POST logs to your SIEM's HTTP event collector:

  • Splunk: use the HTTP Event Collector (HEC) endpoint
  • Elastic: use the Elasticsearch bulk API or Logstash HTTP input
  • Datadog: POST to the Datadog Logs API

Local log storage

Regardless of the endpoint configuration, all migration logs are stored locally at:

~/Library/Application Support/shft/logs/migration_<id>.json

These logs persist until manually deleted.

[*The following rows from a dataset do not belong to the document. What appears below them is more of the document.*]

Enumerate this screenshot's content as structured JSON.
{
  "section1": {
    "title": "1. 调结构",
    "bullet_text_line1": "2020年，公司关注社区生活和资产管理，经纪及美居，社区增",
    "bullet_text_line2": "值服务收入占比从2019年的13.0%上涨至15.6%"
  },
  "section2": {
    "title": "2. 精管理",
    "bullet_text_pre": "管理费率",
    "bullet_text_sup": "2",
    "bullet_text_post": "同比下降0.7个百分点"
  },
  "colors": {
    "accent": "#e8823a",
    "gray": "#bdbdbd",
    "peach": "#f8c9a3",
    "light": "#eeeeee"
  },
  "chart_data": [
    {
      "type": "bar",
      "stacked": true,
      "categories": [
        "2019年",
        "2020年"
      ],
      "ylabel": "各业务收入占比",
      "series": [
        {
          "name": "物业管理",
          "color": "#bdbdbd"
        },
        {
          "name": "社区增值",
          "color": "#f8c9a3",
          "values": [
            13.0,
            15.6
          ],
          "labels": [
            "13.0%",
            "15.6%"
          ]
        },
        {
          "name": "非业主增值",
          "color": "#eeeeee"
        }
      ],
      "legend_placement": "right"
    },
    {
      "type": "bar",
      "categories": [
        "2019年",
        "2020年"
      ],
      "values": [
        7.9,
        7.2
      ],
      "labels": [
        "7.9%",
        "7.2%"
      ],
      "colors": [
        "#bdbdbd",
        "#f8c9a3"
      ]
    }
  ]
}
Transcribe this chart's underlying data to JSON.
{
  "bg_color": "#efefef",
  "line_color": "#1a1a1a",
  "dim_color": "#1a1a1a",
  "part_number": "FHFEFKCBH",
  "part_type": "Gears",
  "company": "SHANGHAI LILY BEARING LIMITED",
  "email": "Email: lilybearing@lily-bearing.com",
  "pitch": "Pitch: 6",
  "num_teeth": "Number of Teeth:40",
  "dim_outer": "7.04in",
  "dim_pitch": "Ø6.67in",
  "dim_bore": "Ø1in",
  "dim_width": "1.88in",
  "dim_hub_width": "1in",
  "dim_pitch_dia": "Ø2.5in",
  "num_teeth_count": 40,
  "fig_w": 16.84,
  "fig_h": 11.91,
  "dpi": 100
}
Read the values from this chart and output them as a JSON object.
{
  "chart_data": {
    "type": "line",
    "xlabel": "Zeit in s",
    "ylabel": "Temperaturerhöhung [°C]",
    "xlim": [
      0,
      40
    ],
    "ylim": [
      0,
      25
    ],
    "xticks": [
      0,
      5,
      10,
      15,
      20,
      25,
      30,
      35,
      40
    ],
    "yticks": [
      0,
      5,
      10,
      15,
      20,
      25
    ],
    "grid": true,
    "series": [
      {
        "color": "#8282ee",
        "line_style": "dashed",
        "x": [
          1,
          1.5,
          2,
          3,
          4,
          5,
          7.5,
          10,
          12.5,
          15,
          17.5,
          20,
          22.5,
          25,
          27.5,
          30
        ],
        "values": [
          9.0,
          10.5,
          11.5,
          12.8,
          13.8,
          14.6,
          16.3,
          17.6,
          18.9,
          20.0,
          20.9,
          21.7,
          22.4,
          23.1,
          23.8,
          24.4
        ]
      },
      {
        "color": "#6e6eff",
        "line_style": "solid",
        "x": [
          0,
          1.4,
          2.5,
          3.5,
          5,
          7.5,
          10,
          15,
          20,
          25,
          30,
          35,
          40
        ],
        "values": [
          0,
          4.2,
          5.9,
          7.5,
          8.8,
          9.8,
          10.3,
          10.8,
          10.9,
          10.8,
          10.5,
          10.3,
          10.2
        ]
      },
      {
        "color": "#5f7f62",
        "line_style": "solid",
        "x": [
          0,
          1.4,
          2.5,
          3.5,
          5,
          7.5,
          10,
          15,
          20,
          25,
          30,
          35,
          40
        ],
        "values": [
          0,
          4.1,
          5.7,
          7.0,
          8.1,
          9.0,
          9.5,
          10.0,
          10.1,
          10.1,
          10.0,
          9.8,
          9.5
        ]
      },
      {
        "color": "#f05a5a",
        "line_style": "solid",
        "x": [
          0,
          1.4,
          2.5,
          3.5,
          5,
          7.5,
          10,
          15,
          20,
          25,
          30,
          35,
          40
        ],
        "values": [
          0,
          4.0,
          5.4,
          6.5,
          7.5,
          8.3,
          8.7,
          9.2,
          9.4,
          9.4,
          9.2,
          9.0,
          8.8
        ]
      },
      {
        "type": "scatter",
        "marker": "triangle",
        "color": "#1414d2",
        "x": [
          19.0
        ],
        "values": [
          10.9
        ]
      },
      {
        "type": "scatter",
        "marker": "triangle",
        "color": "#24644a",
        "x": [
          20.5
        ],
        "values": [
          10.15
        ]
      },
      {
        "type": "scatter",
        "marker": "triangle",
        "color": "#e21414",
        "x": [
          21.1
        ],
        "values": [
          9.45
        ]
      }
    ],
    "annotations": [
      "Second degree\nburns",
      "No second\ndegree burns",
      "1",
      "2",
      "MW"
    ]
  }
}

They contain the same JSON structure as the POSTed payload.

Privacy considerations

What is included in logs

  • Machine serial numbers and hostnames
  • Category names and sizes
  • File counts per category
  • Transfer timestamps
  • Connection type
  • Success/failure status

What is never included in logs

  • File names — no individual filenames appear in logs
  • File contents — no file data is ever logged
  • File paths — no directory paths appear in logs
  • Keychain items — no passwords, certificates, or secrets
  • User credentials — no login names or passwords
  • IP addresses — not included in the log payload

The logs are designed to answer "what categories moved, how much data, and did it work" without revealing any specific data content.